Israel also is battling an economic crisis with an unemployment rate of 21 percent. Netanyahu tried to quell criticism by announcing cash handouts to about 1.2 million Israelis under the government’s coronavirus stimulus plan. But many have dismissed the offer as a bribe and an insufficient solution.
Meanwhile, the prime minister continues to fight accusations of corruption. Netanyahu has denied the charges, which include collecting more than $1 billion in bribes to obtain nuclear submarines from a German company and two cases involving deals with media companies in exchange for positive coverage of his administration. He is the first Israeli prime minister indicted while in office and has a hearing scheduled in his case beginning on Dec. 6.
Last week, an Israeli artist set up a pop-up life-size sculpture of Netanyahu called the “Last Supper of Democracy.”
At a Cabinet meeting on Sunday, Netanyahu denounced the protesters and accused the media of fueling unrest and ignoring the “wild and unfettered incitement” of the demonstrations. He said the protests contribute to the spread of the coronavirus and called for an end to all violence.
The same day, a court ordered the prime minister’s son Yair Netanyahu to remove a post on Twitter revealing the names and contact information of protesters and calling on people to stage counterdemonstrations outside their homes. The order banned him from harassing the demonstrators for six months.

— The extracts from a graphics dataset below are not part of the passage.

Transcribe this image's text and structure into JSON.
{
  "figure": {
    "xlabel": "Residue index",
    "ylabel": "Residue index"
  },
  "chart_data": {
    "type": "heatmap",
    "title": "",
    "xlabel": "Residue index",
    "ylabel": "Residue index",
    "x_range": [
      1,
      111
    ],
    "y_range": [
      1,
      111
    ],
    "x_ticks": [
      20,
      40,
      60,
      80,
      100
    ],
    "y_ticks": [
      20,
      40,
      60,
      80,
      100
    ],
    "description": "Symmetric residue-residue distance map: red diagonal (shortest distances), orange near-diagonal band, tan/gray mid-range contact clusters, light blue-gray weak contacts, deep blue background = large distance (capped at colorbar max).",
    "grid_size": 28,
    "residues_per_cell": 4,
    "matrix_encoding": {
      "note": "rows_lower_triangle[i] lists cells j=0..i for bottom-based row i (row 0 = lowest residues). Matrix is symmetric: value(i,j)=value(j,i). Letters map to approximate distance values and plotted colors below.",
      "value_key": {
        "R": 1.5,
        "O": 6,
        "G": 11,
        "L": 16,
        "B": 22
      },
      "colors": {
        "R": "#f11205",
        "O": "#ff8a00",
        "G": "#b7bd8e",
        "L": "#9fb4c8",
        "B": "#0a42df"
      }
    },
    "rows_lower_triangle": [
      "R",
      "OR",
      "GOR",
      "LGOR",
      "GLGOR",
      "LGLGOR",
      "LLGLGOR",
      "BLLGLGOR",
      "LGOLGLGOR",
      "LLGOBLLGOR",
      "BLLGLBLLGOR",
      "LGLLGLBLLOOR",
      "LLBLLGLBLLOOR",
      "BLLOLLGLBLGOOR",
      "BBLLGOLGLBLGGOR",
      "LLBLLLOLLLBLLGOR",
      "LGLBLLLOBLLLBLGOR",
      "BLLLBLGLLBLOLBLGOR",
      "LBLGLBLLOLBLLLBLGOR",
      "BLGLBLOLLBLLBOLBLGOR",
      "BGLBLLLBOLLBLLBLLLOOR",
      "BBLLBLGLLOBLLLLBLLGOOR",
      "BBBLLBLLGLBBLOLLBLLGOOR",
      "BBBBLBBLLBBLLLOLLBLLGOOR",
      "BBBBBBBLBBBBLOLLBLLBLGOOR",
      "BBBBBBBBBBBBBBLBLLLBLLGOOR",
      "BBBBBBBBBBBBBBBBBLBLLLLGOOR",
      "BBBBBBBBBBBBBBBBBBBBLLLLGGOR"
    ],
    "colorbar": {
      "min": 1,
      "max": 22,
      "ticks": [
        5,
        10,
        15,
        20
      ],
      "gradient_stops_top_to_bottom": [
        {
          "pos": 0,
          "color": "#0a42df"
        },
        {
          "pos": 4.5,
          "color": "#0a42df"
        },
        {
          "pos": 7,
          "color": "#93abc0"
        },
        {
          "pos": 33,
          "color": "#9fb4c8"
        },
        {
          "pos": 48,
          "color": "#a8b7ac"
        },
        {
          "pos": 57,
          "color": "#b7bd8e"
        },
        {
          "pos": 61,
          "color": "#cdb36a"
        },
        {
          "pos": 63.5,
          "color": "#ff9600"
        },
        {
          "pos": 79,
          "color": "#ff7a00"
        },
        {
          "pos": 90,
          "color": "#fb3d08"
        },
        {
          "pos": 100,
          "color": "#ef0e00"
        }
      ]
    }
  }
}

Joel Rosenberg, an Israeli American and co-founder of the Alliance for the Peace of Jerusalem, noted that the majority of protesters wanted Netanyahu out of office before the latest upheaval, adding that the government needs to focus on the crisis on the ground.
“I don’t think the protests yet reflect a broader view that people are ready to go to the polls over it, but it is rising,” Rosenberg said. “The only way forward is for Israel to solve the COVID crisis and reopen the economy fully, and they have to figure out how.”